Integrating ESG Issues in China’s Top-Down Economy
Why does this distinction matter for investors? Because once we acknowledge the systemic difference between a Chinese government-owned power plant and a private plant, we can ask the right questions about how companies fit into China’s carbon-neutrality plans. Beyond the example above, the SOE framework is found in many other areas and industries that will participate in China’s green reforms.
Investors must realize that much of the impetus for environmental efforts in China comes from a top-down approach that starts with its political leadership. As a result, analyzing the green credentials of Chinese companies requires a different ESG approach than investors typically apply to Western companies.
For example, consider corporate governance. Standard ESG ratings tend to give Chinese SOE companies low scores on governance. Most boards aren’t composed of 50% independent directors. Compensation isn’t usually disclosed. Related-party transactions—because of the SOE ecosystem—are commonplace.
Government control of companies also means that top-down policy changes on environmental issues can have a profound effect on business decisions. We believe that China is serious about the long-term need to address climate change because its own economy and population will benefit. Listening closely to the policy noises in China can provide important clues about how companies will behave.
Investors can discover how this is playing out by engaging with company management teams. AB’s China Equities team has found that SOEs are often more comfortable talking about climate goals than private companies are. Private companies in China are also subject to a degree of government influence (a relationship that has fluctuated over time), yet they are driven by profit motives similar to those of their Western peers. Some have not yet embraced the idea that going green is good for shareholders.
Engaging with Management: SOEs Are Listening
As active managers, AB’s China Equity team routinely engages with company management. These efforts help us gain insight on a company’s ESG commitment, behavior and impact on the business. In part, given the weight of the government shareholder, it’s harder to influence the managements of Chinese SOEs than publicly traded Western peers’. However, private investors (both equity and debt) do have a role to play.
First, Chinese SOEs—and their government shareholders—are generally keen to attract foreign investment and increase their share prices; they want to hear what shareholders have to say. Second, in the Chinese corporate and finance system, SOEs are meant to be responsive to capital markets where possible; this includes considering international private capital as a prospective source of funding. Third, engaging with management can help investors learn which companies are more conscious of ESG issues in their operations and how to distinguish between good and bad ESG actors.
Through these engagements, AB has discovered that responsible companies don’t neatly align with the SOE or non-SOE labels, or with the preconception that SOEs might be laggards on ESG issues. For example, we recently engaged with one very large, privately held technology company and found that it was far behind the curve, devoting few resources to ESG.

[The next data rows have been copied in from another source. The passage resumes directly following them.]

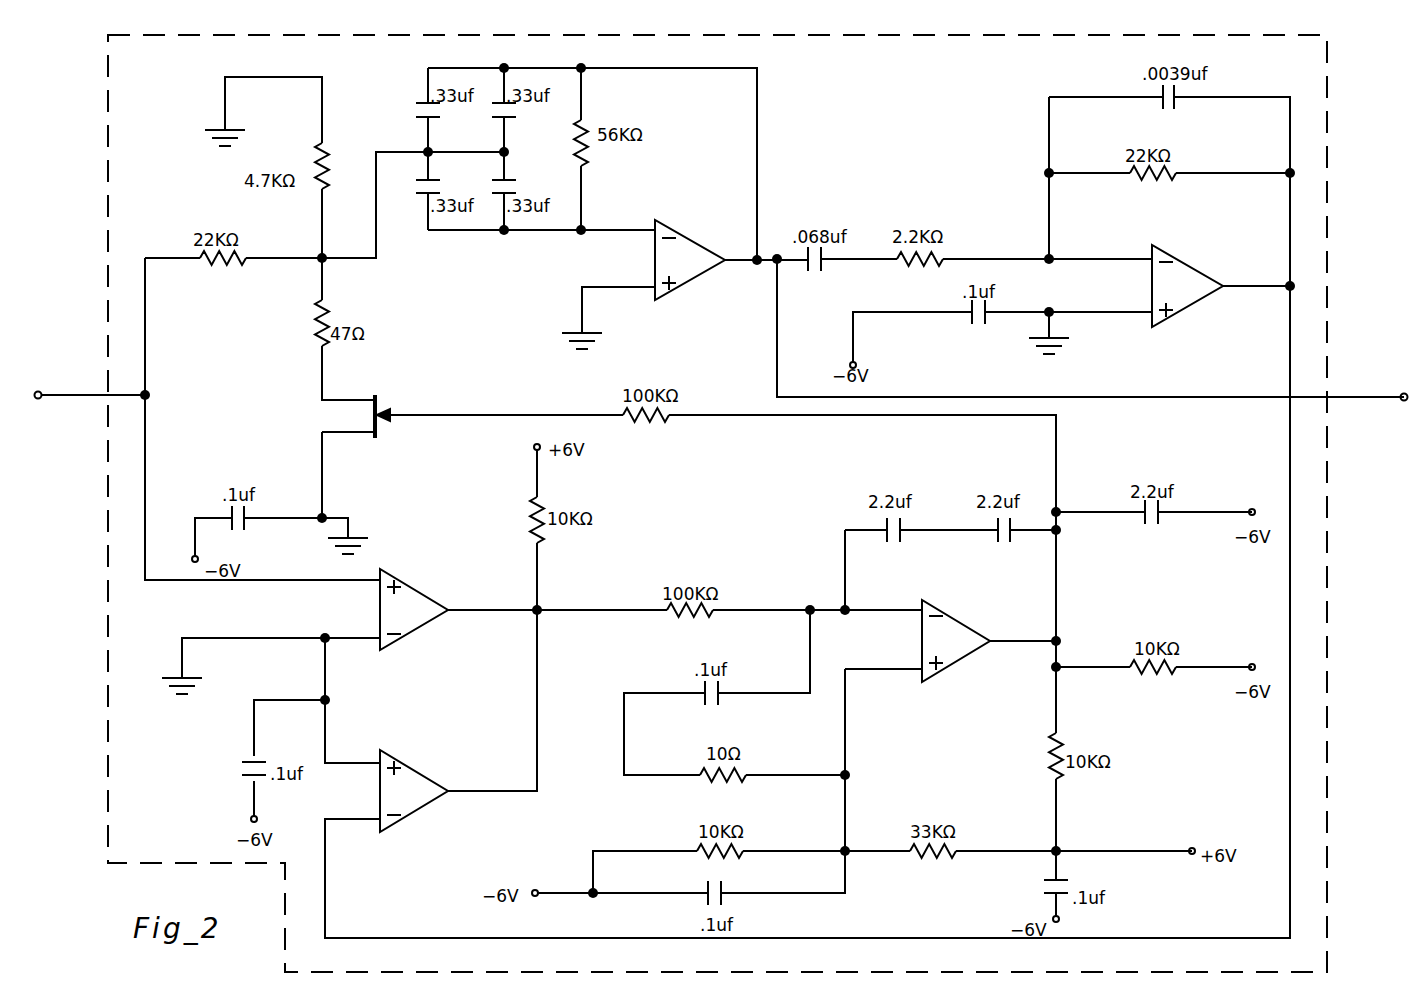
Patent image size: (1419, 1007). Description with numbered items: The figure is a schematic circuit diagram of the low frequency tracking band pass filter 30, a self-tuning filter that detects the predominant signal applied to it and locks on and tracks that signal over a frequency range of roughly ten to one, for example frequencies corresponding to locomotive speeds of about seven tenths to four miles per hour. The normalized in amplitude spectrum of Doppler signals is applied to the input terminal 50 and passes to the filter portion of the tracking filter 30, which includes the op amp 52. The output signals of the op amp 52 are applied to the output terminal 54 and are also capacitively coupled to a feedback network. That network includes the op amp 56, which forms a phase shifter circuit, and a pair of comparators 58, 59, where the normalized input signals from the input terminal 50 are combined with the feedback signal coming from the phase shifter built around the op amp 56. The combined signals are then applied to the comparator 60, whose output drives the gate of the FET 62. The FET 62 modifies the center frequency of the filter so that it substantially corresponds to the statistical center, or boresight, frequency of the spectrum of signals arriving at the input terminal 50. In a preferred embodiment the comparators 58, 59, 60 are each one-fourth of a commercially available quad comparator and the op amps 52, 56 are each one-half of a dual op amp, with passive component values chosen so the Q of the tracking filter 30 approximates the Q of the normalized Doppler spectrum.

The tracking filter 30 is at (1327, 145).
The input terminal 50 is at (38, 391).
The op amp 52 is at (685, 237).
The output terminal 54 is at (1401, 394).
The op amp 56 is at (1230, 244).
The comparator 58 is at (446, 566).
The comparator 59 is at (415, 770).
The comparator 60 is at (955, 620).
The FET 62 is at (375, 395).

In contrast, China Yangtze Power, a large SOE, is quite proactive on sustainability issues. The company is best-known for its Three Gorges Dam, the world’s largest hydroelectric power–generating facility. In our conversations with management, we discovered that even though the company is a hydroelectric generator, it produces CO2 emissions and is working on plans to improve transparency and disclosures on environmental issues. The company has also taken significant biodiversity initiatives, including the establishment of an institute to help protect Chinese river sturgeons. Though China Yangtze is an SOE, it is attuned to investors’ ESG concerns and, of course, reputational issues for itself and its shareholder, the government.
Companies like these are vital to China’s decarbonization efforts. They also offer investors a window into how the government will navigate decarbonization challenges over time. While the government has pledged to combat climate change, it’s balancing a precarious macroeconomic agenda and the need to foster domestic GDP growth, so there will be ebbs and tides in policy implementation.
Can the Climate Agenda Succeed?
Success, in particular within the broader international capital market context, will depend on several factors. First, investors and energy policymakers must acknowledge that China’s economic structure warrants a different approach. Free-market incentives such as emissions-trading systems and carbon taxes are less effective at delivering results in China, in our view.
Second, China needs a climate policy toolkit that is appropriate for its reality. Shadow carbon pricing, for example, which incorporates environmental costs into the analysis of energy and industrial projects, is well suited to SOEs that need to navigate the broad economic goals of their government shareholder with their own corporate-level financial objectives and could help persuade decision-makers to opt for green projects.
Third, more research is needed in areas such as the impact of growing affluence on energy and emissions and, by extension, on SOEs that have remained critical strategic actors in the government’s economic growth strategy. This in turn has implications on how SOEs can finance their low-carbon transition. Gauging the true costs of power and stranded-assets risk can also support sound green decision-making by government owners.
With the right policy guidance and financing, we believe that SOEs can help China make progress on the road to carbon neutrality. Investors who apply an ESG mindset and independent research to China’s unique circumstances will be able to identify companies driving change that stand to benefit as efforts to combat climate change gather momentum.